Babak final pun dimulai. Kami duduk ditempat yang sama. Saingan kami cukup tangguh kali ini. Kami saling susul-menyusul skor. Pada akhirnya, kami lolos ke tingkat kecamatan sebagai juara 2 tingkat binaan. Alhamdulillah, senang rasanya hati ini.
Loketa sudah selesai. Para murid dipersilahkan pulang ke rumah masing-masing. Aku dijemput oleh kedua orang tuaku naik motor, sementara yang lain jalan kaki sampai depan jalan Sawo.
***
Hari-hari berikutnya kami jalani seperti biasa, sekolah dan latihan, tak ada yang khusus. Dari sekolahku, hanya lomba cerdas cermat dan puisi saja yang berhasil lolos ke tingkat kecamatan. Loketa tingkat kecamatan dilaksanakan di SDN 01 Baru, sekitar seminggu setelah pelaksanaan loketa tingkat binaan. Kami memanfaatkan hari dengan terus berlatih.
Suatu ketika, Pak Kepala sekolah memanggil kami bertiga.
"Kalau kalian berhasil lolos ke tingkat kotamadya, Bapak akan kasih sesuatu untuk kalian. Kalian mau apa? Perlengkapan sekolah untuk SMP? Mau tas? Boleh saja. Bapak janji".
"Iya Pak, terima kasih" jawab kami.
Sejak saat itu kami lebih giat berlatih. "Kan lumayan kalau dapat tas dan perlengkapan untuk SMP nanti." aku terus memikirkan janji Pak Bardi.

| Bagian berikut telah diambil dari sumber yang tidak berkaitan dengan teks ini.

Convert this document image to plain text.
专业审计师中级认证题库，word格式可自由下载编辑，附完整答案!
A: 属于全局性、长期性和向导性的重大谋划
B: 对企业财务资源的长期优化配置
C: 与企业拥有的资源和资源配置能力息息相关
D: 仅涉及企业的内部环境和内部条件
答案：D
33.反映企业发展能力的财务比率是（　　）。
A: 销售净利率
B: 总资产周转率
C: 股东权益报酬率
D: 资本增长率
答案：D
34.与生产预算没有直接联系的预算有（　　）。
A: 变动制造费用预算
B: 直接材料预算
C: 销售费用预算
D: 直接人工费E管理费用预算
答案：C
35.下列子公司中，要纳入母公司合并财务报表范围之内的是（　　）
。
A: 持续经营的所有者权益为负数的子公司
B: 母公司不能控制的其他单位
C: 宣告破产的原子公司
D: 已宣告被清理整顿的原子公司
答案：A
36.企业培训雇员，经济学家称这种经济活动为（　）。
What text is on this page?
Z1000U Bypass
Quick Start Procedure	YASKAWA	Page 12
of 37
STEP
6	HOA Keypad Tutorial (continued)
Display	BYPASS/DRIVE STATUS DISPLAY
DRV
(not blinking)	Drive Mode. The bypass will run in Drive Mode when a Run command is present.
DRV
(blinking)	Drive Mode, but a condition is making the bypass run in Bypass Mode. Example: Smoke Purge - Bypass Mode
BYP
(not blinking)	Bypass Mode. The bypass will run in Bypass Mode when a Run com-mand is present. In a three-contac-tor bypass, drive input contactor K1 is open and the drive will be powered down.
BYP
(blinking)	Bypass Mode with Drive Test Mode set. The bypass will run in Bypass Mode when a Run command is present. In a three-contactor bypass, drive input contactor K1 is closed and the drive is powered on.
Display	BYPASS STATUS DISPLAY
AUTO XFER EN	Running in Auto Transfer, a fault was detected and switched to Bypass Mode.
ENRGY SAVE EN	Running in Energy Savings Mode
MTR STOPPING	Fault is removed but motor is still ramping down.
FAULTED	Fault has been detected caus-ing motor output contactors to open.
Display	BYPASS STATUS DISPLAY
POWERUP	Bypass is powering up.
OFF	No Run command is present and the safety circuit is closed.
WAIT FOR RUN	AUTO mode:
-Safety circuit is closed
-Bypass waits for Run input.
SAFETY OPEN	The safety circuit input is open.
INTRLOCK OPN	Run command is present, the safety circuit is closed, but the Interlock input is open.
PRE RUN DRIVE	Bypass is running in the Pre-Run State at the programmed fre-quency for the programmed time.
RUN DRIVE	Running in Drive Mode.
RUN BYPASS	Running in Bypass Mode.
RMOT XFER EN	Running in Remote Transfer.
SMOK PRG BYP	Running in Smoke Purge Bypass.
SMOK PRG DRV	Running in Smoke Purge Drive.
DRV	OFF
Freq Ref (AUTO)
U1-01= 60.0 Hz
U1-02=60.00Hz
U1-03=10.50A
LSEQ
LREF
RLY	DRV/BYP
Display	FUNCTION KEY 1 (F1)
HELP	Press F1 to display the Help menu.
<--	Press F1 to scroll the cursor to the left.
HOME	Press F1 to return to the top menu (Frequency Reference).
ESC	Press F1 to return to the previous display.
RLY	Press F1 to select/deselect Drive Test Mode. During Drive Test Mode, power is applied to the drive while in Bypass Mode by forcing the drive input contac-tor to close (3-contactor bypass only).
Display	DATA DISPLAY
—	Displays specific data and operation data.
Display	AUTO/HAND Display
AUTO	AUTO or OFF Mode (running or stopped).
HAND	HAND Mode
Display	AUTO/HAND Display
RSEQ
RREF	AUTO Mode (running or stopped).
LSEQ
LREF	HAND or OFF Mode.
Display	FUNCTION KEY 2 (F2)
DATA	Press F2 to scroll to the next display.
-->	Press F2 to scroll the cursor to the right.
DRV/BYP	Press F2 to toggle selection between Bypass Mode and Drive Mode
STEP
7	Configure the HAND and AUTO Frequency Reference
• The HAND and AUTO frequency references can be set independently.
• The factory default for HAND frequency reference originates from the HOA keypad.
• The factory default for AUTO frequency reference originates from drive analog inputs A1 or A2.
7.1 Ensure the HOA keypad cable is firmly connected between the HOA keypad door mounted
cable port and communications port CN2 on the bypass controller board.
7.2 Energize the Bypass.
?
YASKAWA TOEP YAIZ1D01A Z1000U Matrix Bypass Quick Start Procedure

Hari perlombaan pun tiba. Aku, Muti, Hafizh, dan seorang temanku yang menang di kategori puisi diantar menggunakan mobil. Sama seperti sebelumnya kami apel dan masuk ke ruangan masing-masing.
Bertanding tanpa ada teman-teman yang menyemangati sangat tidak enak. Apalagi Osu juga tidak ada. Rasanya ada yang kurang. Tapi aku harus tetap memberikan yang terbaik untuk sekolahku.
Kami tak lama menuggu, nomor peserta kami segera dipanggil. Giliranku tiba. Aku berdoa semoga kami bisa lolos ke tingkat kotamadya.
Lomba berjalan sengit. Kami kepayahan menjawab soal dari juri. Skor kami sempat tertinggal, tapii bisa mengimbangi lagi. Terus saja begitu dari awal pertandingan. Aku sudah pesimis kami bisa menang. Memang lawan yang kami hadapi sulit dikalahkan. Hanya dua tiga kali skor kami lebih unggul dari mereka. Sampai akhirnya kami tak bisa lagi mengungguli. Kami kalah.
Aku sangat sedih. Aku akui lawan kami memang lebih unggul. Muti nanpaknya tak bisa terima, ia menangis. "Mungkin ini karena janji Pak Bardi" ceritanya. Setelah kurenungkan ternyata betul juga apa kata Muti. Semangat dan maksud kami telah berubah menjadi semangat mendapatkan hadiah dari Pak Bardi, bukan lagi karena ingin mengharumkan nama sekolah.
Disepanjang perjalan kembali ke sekolah, Muti masih tetap menangis. Ia terlihat sangat menyesal, sama sepertiku. Temanku yang mengikuti lomba puisi juga gugur. Kami kembali ke sekolah dengan tertunduk lesu. Para Guru mencoba menghibur kami.
Selang beberapa menit, Ayahku menjemputku di sekolah. Aku pulang dengan perasaan kecewa tapi juga bangga. Bertambah lagi satu pengalaman dalam hidupku. Momen-momen berharga yang akan kuingat selalu.